Argumen yang dimajukan kaum Murji’ah ialah bahwa orang Islam yang melakukan dosa besar masih mengucapkan kedua sahadat, tidak ada Tuhan selain Allah dan Muhammad adalah rasul-Nya. Orang serupa ini masih mukmin dan bukan kafir atau musyrik. Orang Islam yang demikian mungkin masih mempunyaai perbuatan-perbuatan baik yang akan menjadi perimbangan bagi dosa besarnya kelak di hari perhitungan. Tuhan bersifat Maha Pemurah dan Maha Pengampun dan mungkin Tuhan mengampuni dosa besar yang dilakukannya di masa hidup sekarang. Di dunia ia tetap mukmin, dan diperlakukan sebagai orang Islam.
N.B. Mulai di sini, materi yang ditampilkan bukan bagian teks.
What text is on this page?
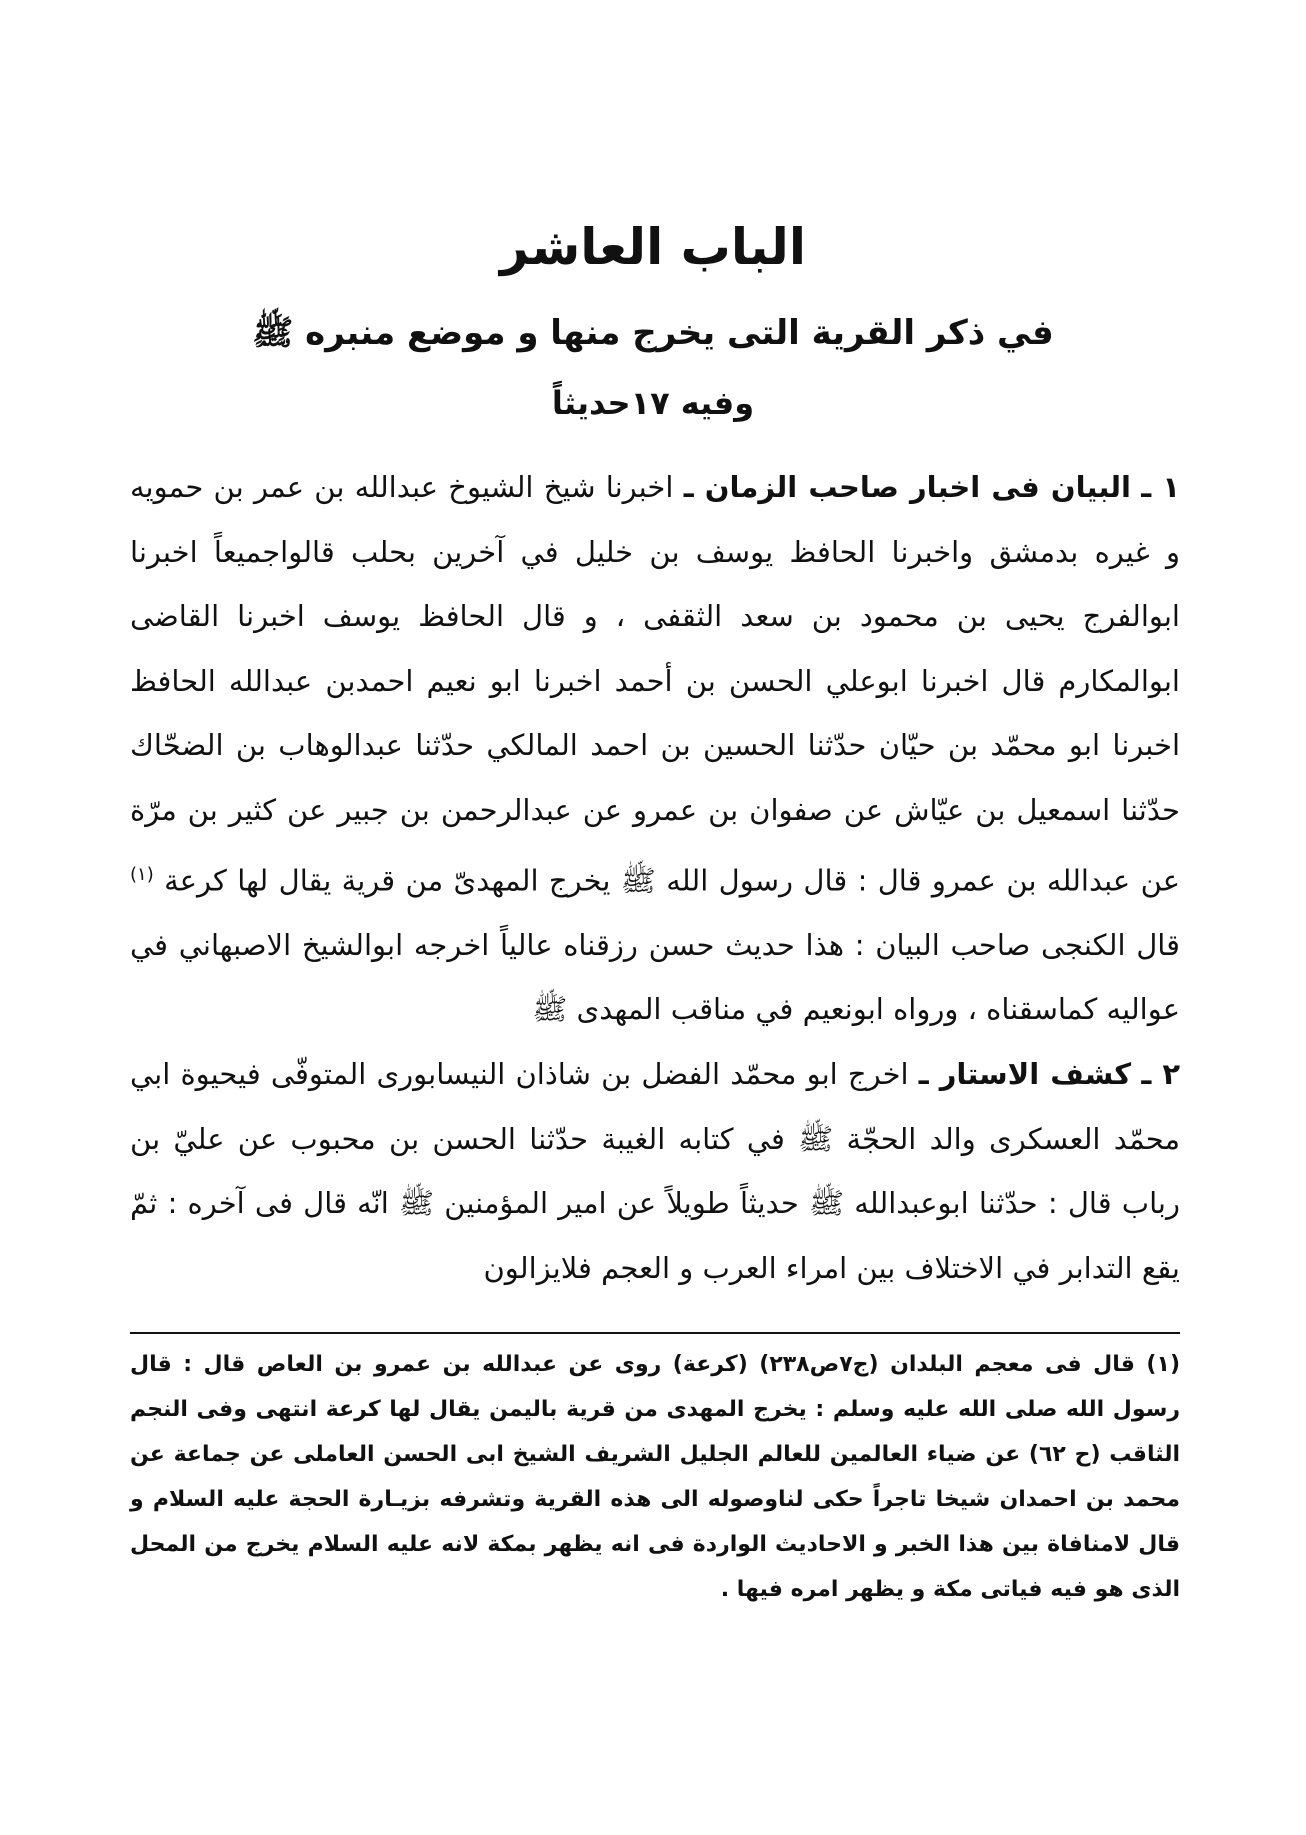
الباب العاشر
في ذكر القرية التى يخرج منها و موضع منبره ﷺ
وفيه ١٧حديثاً

١ ـ البيان فى اخبار صاحب الزمان ـ اخبرنا شيخ الشيوخ عبدالله بن عمر بن حمويه و غيره بدمشق واخبرنا الحافظ يوسف بن خليل في آخرين بحلب قالواجميعاً اخبرنا ابوالفرج يحيى بن محمود بن سعد الثقفى ، و قال الحافظ يوسف اخبرنا القاضى ابوالمكارم قال اخبرنا ابوعلي الحسن بن أحمد اخبرنا ابو نعيم احمدبن عبدالله الحافظ اخبرنا ابو محمّد بن حيّان حدّثنا الحسين بن احمد المالكي حدّثنا عبدالوهاب بن الضحّاك حدّثنا اسمعيل بن عيّاش عن صفوان بن عمرو عن عبدالرحمن بن جبير عن كثير بن مرّة عن عبدالله بن عمرو قال : قال رسول الله ﷺ يخرج المهدىّ من قرية يقال لها كرعة $^{(١)}$ قال الكنجى صاحب البيان : هذا حديث حسن رزقناه عالياً اخرجه ابوالشيخ الاصبهاني في عواليه كماسقناه ، ورواه ابونعيم في مناقب المهدى ﷺ

٢ ـ كشف الاستار ـ اخرج ابو محمّد الفضل بن شاذان النيسابورى المتوفّى فيحيوة ابي محمّد العسكرى والد الحجّة ﷺ في كتابه الغيبة حدّثنا الحسن بن محبوب عن عليّ بن رباب قال : حدّثنا ابوعبدالله ﷺ حديثاً طويلاً عن امير المؤمنين ﷺ انّه قال فى آخره : ثمّ يقع التدابر في الاختلاف بين امراء العرب و العجم فلايزالون

(١) قال فى معجم البلدان (ج٧ص٢٣٨) (كرعة) روى عن عبدالله بن عمرو بن العاص قال : قال رسول الله صلى الله عليه وسلم : يخرج المهدى من قرية باليمن يقال لها كرعة انتهى وفى النجم الثاقب (ح ٦٢) عن ضياء العالمين للعالم الجليل الشريف الشيخ ابى الحسن العاملى عن جماعة عن محمد بن احمدان شيخا تاجراً حكى لناوصوله الى هذه القرية وتشرفه بزيـارة الحجة عليه السلام و قال لامنافاة بين هذا الخبر و الاحاديث الواردة فى انه يظهر بمكة لانه عليه السلام يخرج من المحل الذى هو فيه فياتى مكة و يظهر امره فيها .
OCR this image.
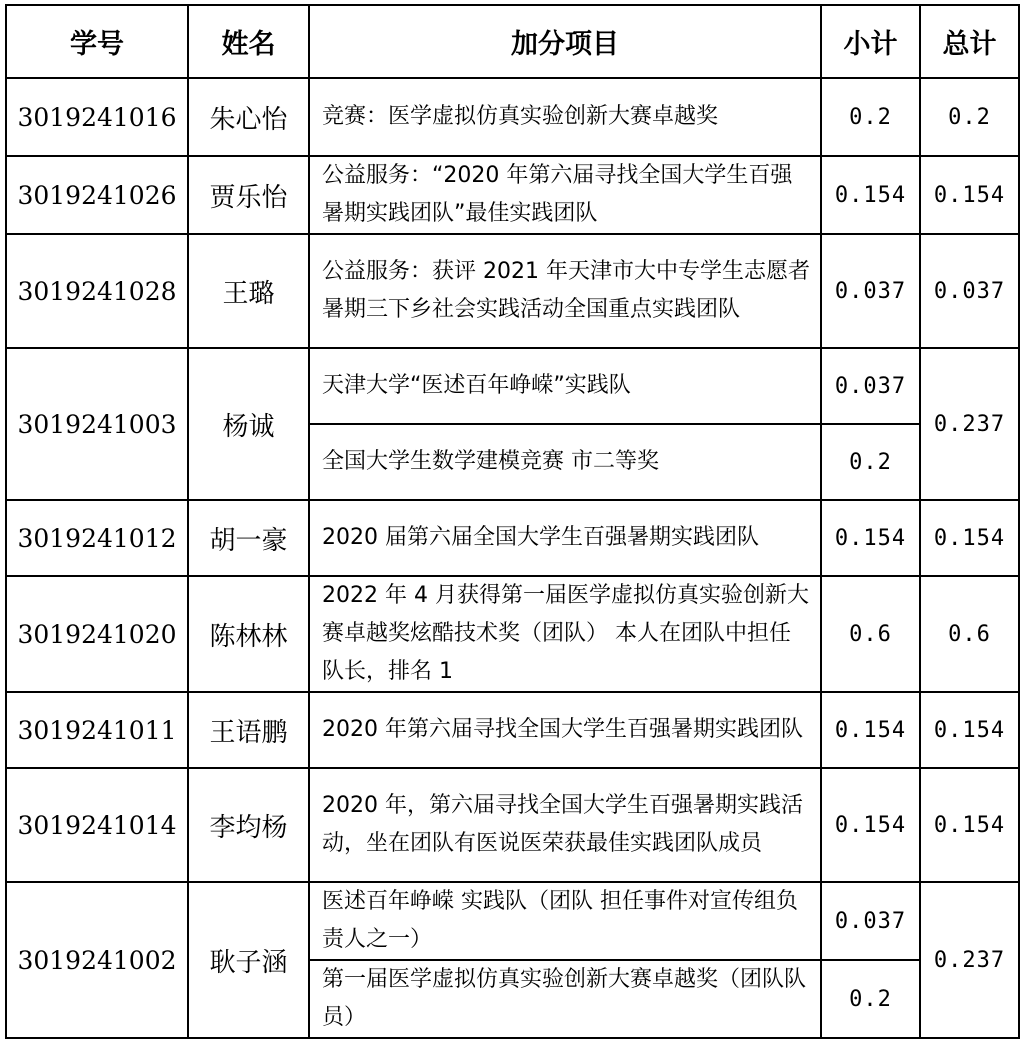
学号	姓名	加分项目	小计	总计
3019241016	朱心怡	竞赛：医学虚拟仿真实验创新大赛卓越奖	0.2	0.2
3019241026	贾乐怡	公益服务：“2020 年第六届寻找全国大学生百强暑期实践团队”最佳实践团队	0.154	0.154
3019241028	王璐	公益服务：获评 2021 年天津市大中专学生志愿者暑期三下乡社会实践活动全国重点实践团队	0.037	0.037
3019241003	杨诚	天津大学“医述百年峥嵘”实践队	0.037	0.237
		全国大学生数学建模竞赛 市二等奖	0.2	
3019241012	胡一豪	2020 届第六届全国大学生百强暑期实践团队	0.154	0.154
3019241020	陈林林	2022 年 4 月获得第一届医学虚拟仿真实验创新大赛卓越奖炫酷技术奖（团队） 本人在团队中担任队长，排名 1	0.6	0.6
3019241011	王语鹏	2020 年第六届寻找全国大学生百强暑期实践团队	0.154	0.154
3019241014	李均杨	2020 年，第六届寻找全国大学生百强暑期实践活动，坐在团队有医说医荣获最佳实践团队成员	0.154	0.154
3019241002	耿子涵	医述百年峥嵘 实践队（团队 担任事件对宣传组负责人之一）	0.037	0.237
		第一届医学虚拟仿真实验创新大赛卓越奖（团队队员）	0.2	
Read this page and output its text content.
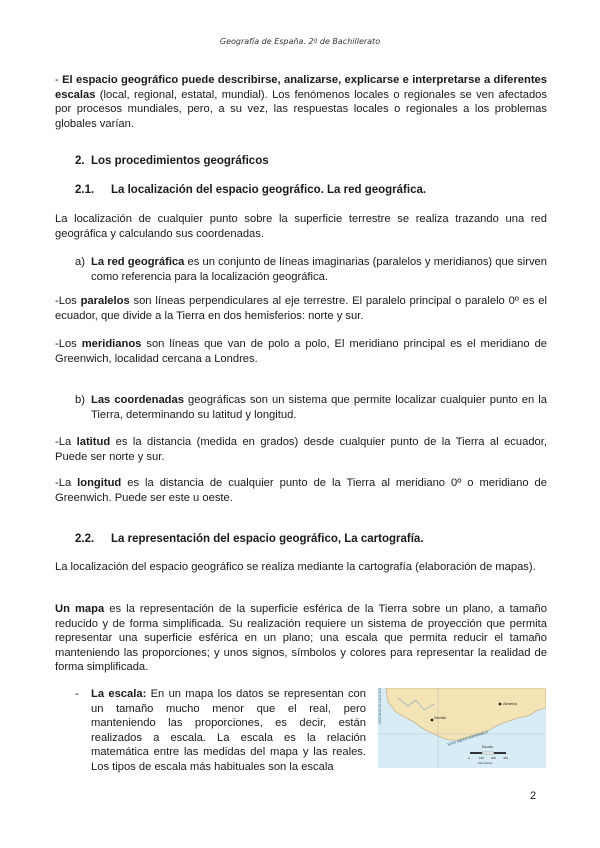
Geografía de España. 2º de Bachillerato
- El espacio geográfico puede describirse, analizarse, explicarse e interpretarse a diferentes escalas (local, regional, estatal, mundial). Los fenómenos locales o regionales se ven afectados por procesos mundiales, pero, a su vez, las respuestas locales o regionales a los problemas globales varían.
2. Los procedimientos geográficos
2.1. La localización del espacio geográfico. La red geográfica.
La localización de cualquier punto sobre la superficie terrestre se realiza trazando una red geográfica y calculando sus coordenadas.
a) La red geográfica es un conjunto de líneas imaginarias (paralelos y meridianos) que sirven como referencia para la localización geográfica.
-Los paralelos son líneas perpendiculares al eje terrestre. El paralelo principal o paralelo 0º es el ecuador, que divide a la Tierra en dos hemisferios: norte y sur.
-Los meridianos son líneas que van de polo a polo, El meridiano principal es el meridiano de Greenwich, localidad cercana a Londres.
b) Las coordenadas geográficas son un sistema que permite localizar cualquier punto en la Tierra, determinando su latitud y longitud.
-La latitud es la distancia (medida en grados) desde cualquier punto de la Tierra al ecuador, Puede ser norte y sur.
-La longitud es la distancia de cualquier punto de la Tierra al meridiano 0º o meridiano de Greenwich. Puede ser este u oeste.
2.2. La representación del espacio geográfico, La cartografía.
La localización del espacio geográfico se realiza mediante la cartografía (elaboración de mapas).
Un mapa es la representación de la superficie esférica de la Tierra sobre un plano, a tamaño reducido y de forma simplificada. Su realización requiere un sistema de proyección que permita representar una superficie esférica en un plano; una escala que permita reducir el tamaño manteniendo las proporciones; y unos signos, símbolos y colores para representar la realidad de forma simplificada.
- La escala: En un mapa los datos se representan con un tamaño mucho menor que el real, pero manteniendo las proporciones, es decir, están realizados a escala. La escala es la relación matemática entre las medidas del mapa y las reales. Los tipos de escala más habituales son la escala
OCÉANO ATLÁNTICO	Sevilla
Almería
MAR MEDITERRÁNEO
Escala
0	150 300 450
Kilómetros
2
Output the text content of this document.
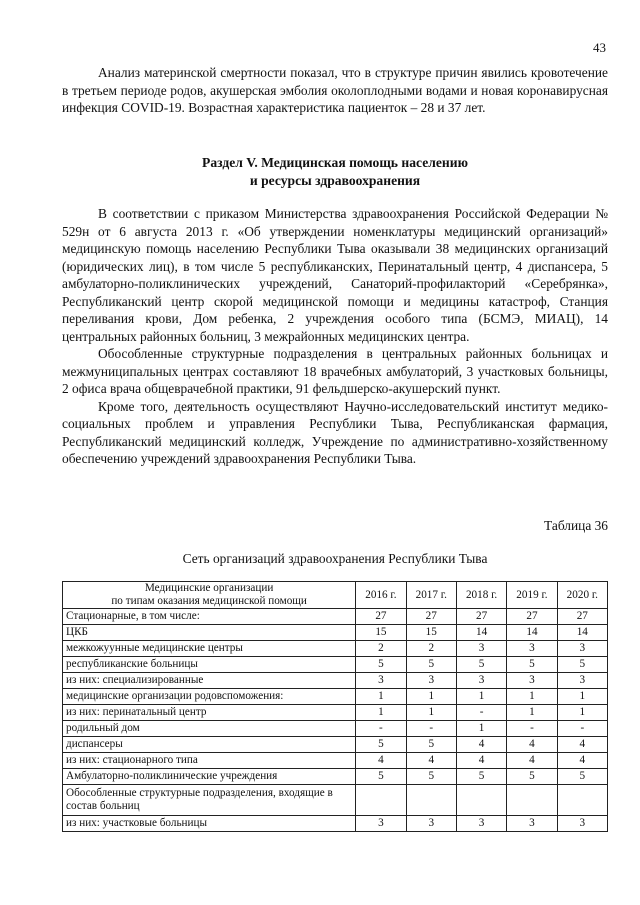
43

Анализ материнской смертности показал, что в структуре причин явились кровотечение в третьем периоде родов, акушерская эмболия околоплодными водами и новая коронавирусная инфекция COVID-19. Возрастная характеристика пациенток – 28 и 37 лет.

Раздел V. Медицинская помощь населению
и ресурсы здравоохранения

В соответствии с приказом Министерства здравоохранения Российской Федерации № 529н от 6 августа 2013 г. «Об утверждении номенклатуры медицинский организаций» медицинскую помощь населению Республики Тыва оказывали 38 медицинских организаций (юридических лиц), в том числе 5 республиканских, Перинатальный центр, 4 диспансера, 5 амбулаторно-поликлинических учреждений, Санаторий-профилакторий «Серебрянка», Республиканский центр скорой медицинской помощи и медицины катастроф, Станция переливания крови, Дом ребенка, 2 учреждения особого типа (БСМЭ, МИАЦ), 14 центральных районных больниц, 3 межрайонных медицинских центра.

Обособленные структурные подразделения в центральных районных больницах и межмуниципальных центрах составляют 18 врачебных амбулаторий, 3 участковых больницы, 2 офиса врача общеврачебной практики, 91 фельдшерско-акушерский пункт.

Кроме того, деятельность осуществляют Научно-исследовательский институт медико-социальных проблем и управления Республики Тыва, Республиканская фармация, Республиканский медицинский колледж, Учреждение по административно-хозяйственному обеспечению учреждений здравоохранения Республики Тыва.

Таблица 36
Сеть организаций здравоохранения Республики Тыва
Медицинские организации
по типам оказания медицинской помощи	2016 г.	2017 г.	2018 г.	2019 г.	2020 г.
Стационарные, в том числе:	27	27	27	27	27
ЦКБ	15	15	14	14	14
межкожуунные медицинские центры	2	2	3	3	3
республиканские больницы	5	5	5	5	5
из них: специализированные	3	3	3	3	3
медицинские организации родовспоможения:	1	1	1	1	1
из них: перинатальный центр	1	1	-	1	1
родильный дом	-	-	1	-	-
диспансеры	5	5	4	4	4
из них: стационарного типа	4	4	4	4	4
Амбулаторно-поликлинические учреждения	5	5	5	5	5
Обособленные структурные подразделения, входящие в состав больниц					
из них: участковые больницы	3	3	3	3	3
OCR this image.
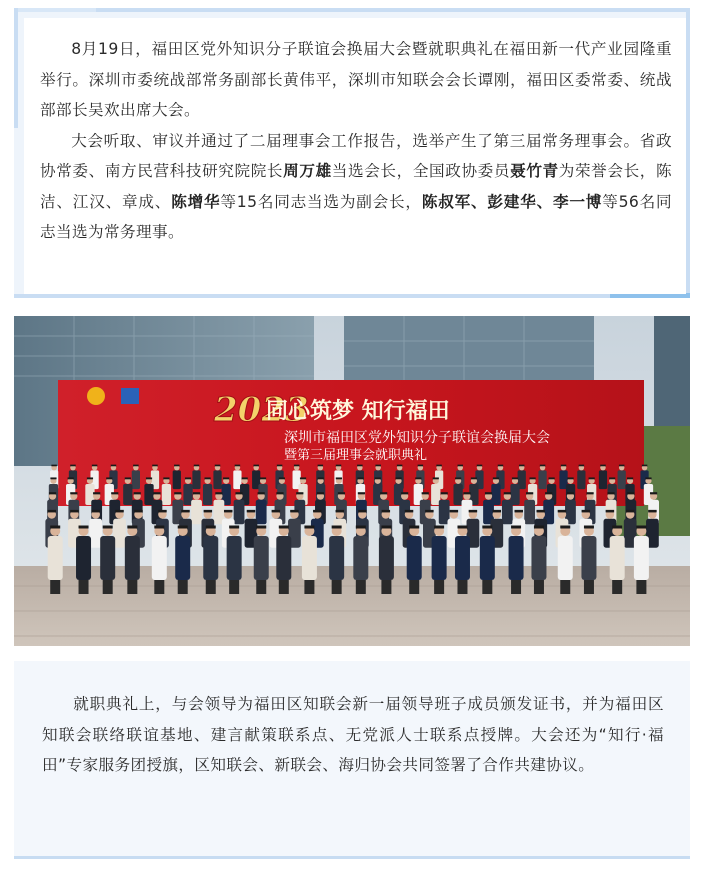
8月19日，福田区党外知识分子联谊会换届大会暨就职典礼在福田新一代产业园隆重举行。深圳市委统战部常务副部长黄伟平，深圳市知联会会长谭刚，福田区委常委、统战部部长吴欢出席大会。

大会听取、审议并通过了二届理事会工作报告，选举产生了第三届常务理事会。省政协常委、南方民营科技研究院院长周万雄当选会长，全国政协委员聂竹青为荣誉会长，陈洁、江汉、章成、陈增华等15名同志当选为副会长，陈叔军、彭建华、李一博等56名同志当选为常务理事。

2023
同心筑梦 知行福田
深圳市福田区党外知识分子联谊会换届大会
暨第三届理事会就职典礼

就职典礼上，与会领导为福田区知联会新一届领导班子成员颁发证书，并为福田区知联会联络联谊基地、建言献策联系点、无党派人士联系点授牌。大会还为“知行·福田”专家服务团授旗，区知联会、新联会、海归协会共同签署了合作共建协议。
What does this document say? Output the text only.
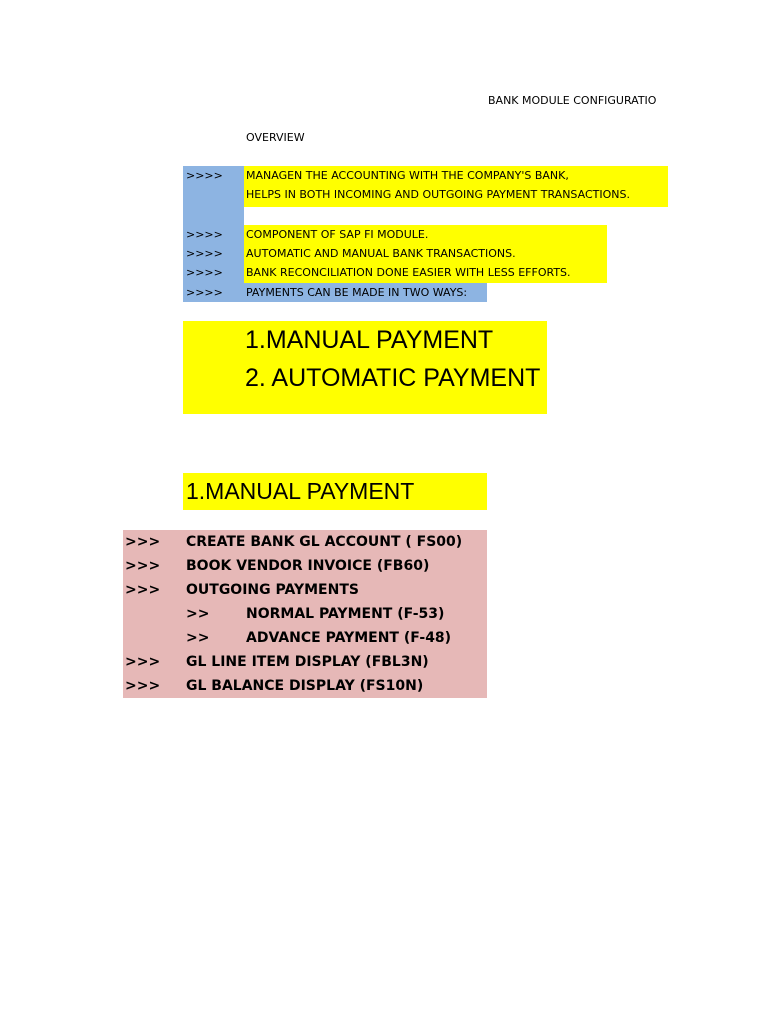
BANK MODULE CONFIGURATIO
OVERVIEW
>>>> MANAGEN THE ACCOUNTING WITH THE COMPANY'S BANK,
HELPS IN BOTH INCOMING AND OUTGOING PAYMENT TRANSACTIONS.
>>>> COMPONENT OF SAP FI MODULE.
>>>> AUTOMATIC AND MANUAL BANK TRANSACTIONS.
>>>> BANK RECONCILIATION DONE EASIER WITH LESS EFFORTS.
>>>> PAYMENTS CAN BE MADE IN TWO WAYS:
1.MANUAL PAYMENT
2. AUTOMATIC PAYMENT
1.MANUAL PAYMENT
>>> CREATE BANK GL ACCOUNT ( FS00)
>>> BOOK VENDOR INVOICE (FB60)
>>> OUTGOING PAYMENTS
>>	NORMAL PAYMENT (F-53)
>>	ADVANCE PAYMENT (F-48)
>>> GL LINE ITEM DISPLAY (FBL3N)
>>> GL BALANCE DISPLAY (FS10N)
Karena dalam Islam dianjurkan saling menghormati dan toleransi baik dan hal perbuatan atau pun ibadah.
Murji’ah berpendapat, bahwa seseorang atau golongan dilarang menentang khalifah, sebab masalah khalifah bukanlah urusan manusia, tetapi urusan Tuhan semata-mata. Baik buruknya pemerintahan bukan pula urusan manusia, tetapi terserah kepada Tuhan, sebab masalah itu juga urusan Tuhan. Mereka juga tidak mau mengambil sikap maupun pendapat apakah salah atau benar perbuatan Ali bin Abi Thalib, Muawiyah maupun sahabat-sahabat yang lain. Hal ini karena mengetahui bahwa mereka itu adalah termasuk sahabat Nabi.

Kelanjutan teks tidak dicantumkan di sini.